None of this is new. The team clearly still has the pieces to pull themselves up and likely improve. Plus, when the various players out injured make their way back into the squad, maybe that will breath something new into the team, even if it’s just added depth.

My bigger concern coming out of the Rhode Island match is, frankly, off the field.

Elsewhere in USL Championship, Oakland Roots set their club attendance record, drawing over 26,000 to the Coliseum for their home opener against San Antonio.

In Phoenix, Rising was also setting records. An official attendance of 5,549 was the lowest in the Rising era for a league match in the first month of the season, save for matches which had COVID-impacted capacities.

A fun, young and more exciting team deserves better than this, and unfortunately it seems clear that the club isn’t putting its best foot forward.

Quietly, some members of the ownership group have had concerns for a couple of years now that attendances aren’t up to scratch.
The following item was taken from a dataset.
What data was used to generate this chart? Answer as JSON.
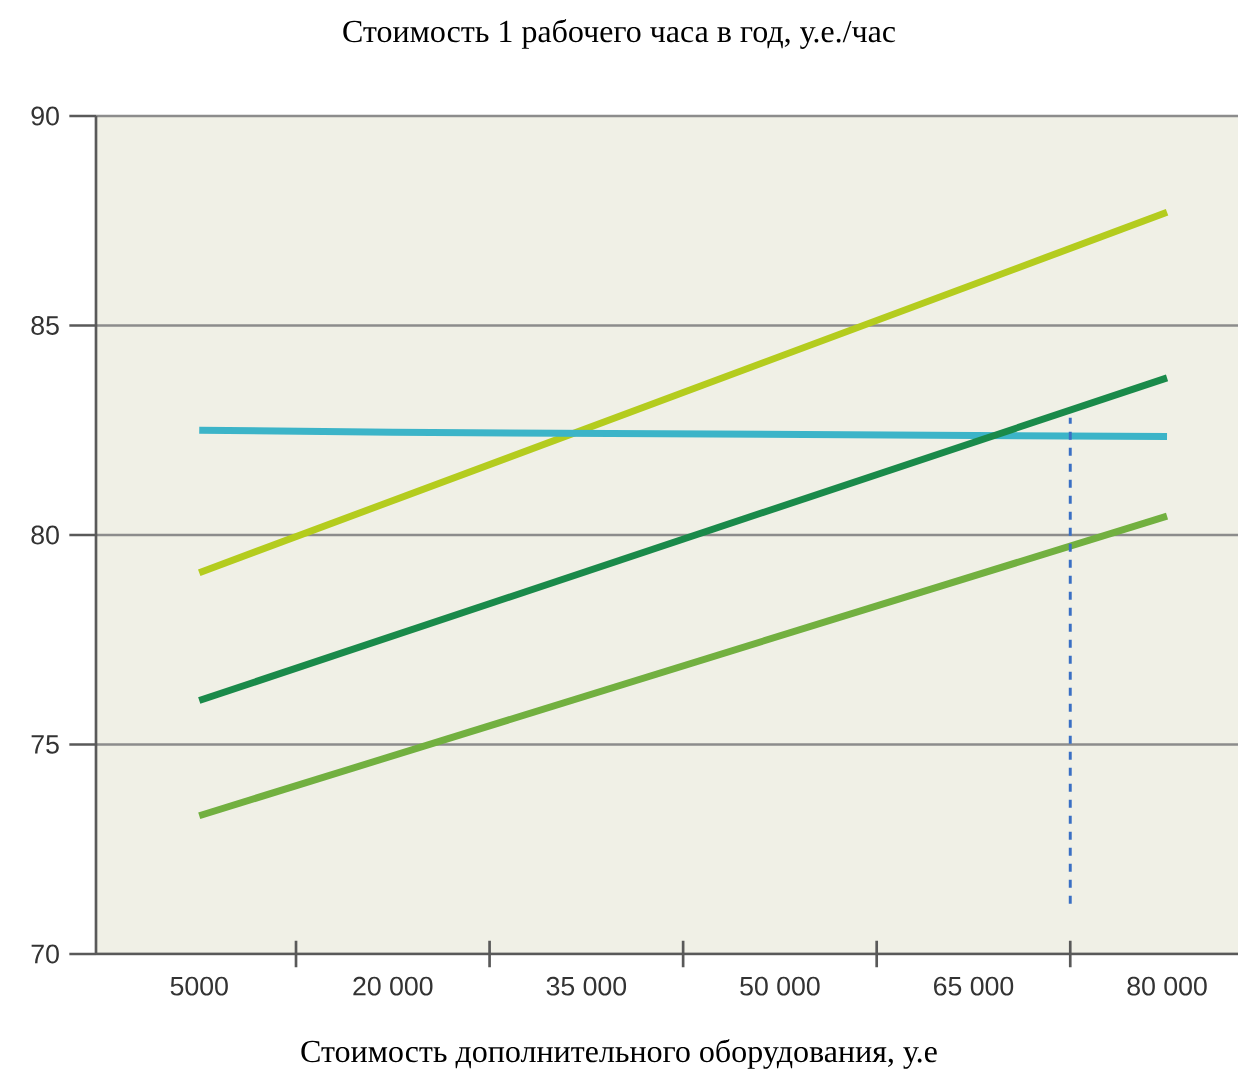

Seeing that they’re only continuing to slide… well, you really have to wonder why the patience isn’t wearing thin.

The fact is that club leadership needs to work out where its priorities lie. If Rising can barely fill half a stadium in one of the largest metro areas in the league — and are drawing fewer fans than they did in a smaller stadium several years ago — then shouldn’t that be the biggest focus from the club’s brass? Shouldn’t that take precedent over days out in the sun watching training sessions, or sitting in on coaches meetings?

You’d hope this kind of a crowd would be a wake-up call, but we’ll have to wait and see if it is. Because if Phoenix Rising is struggling to sell tickets in March when the weather — one of the few things a team really can’t control — is close to perfect…

Well… I’m not sure I want to see what the situation looks like come August.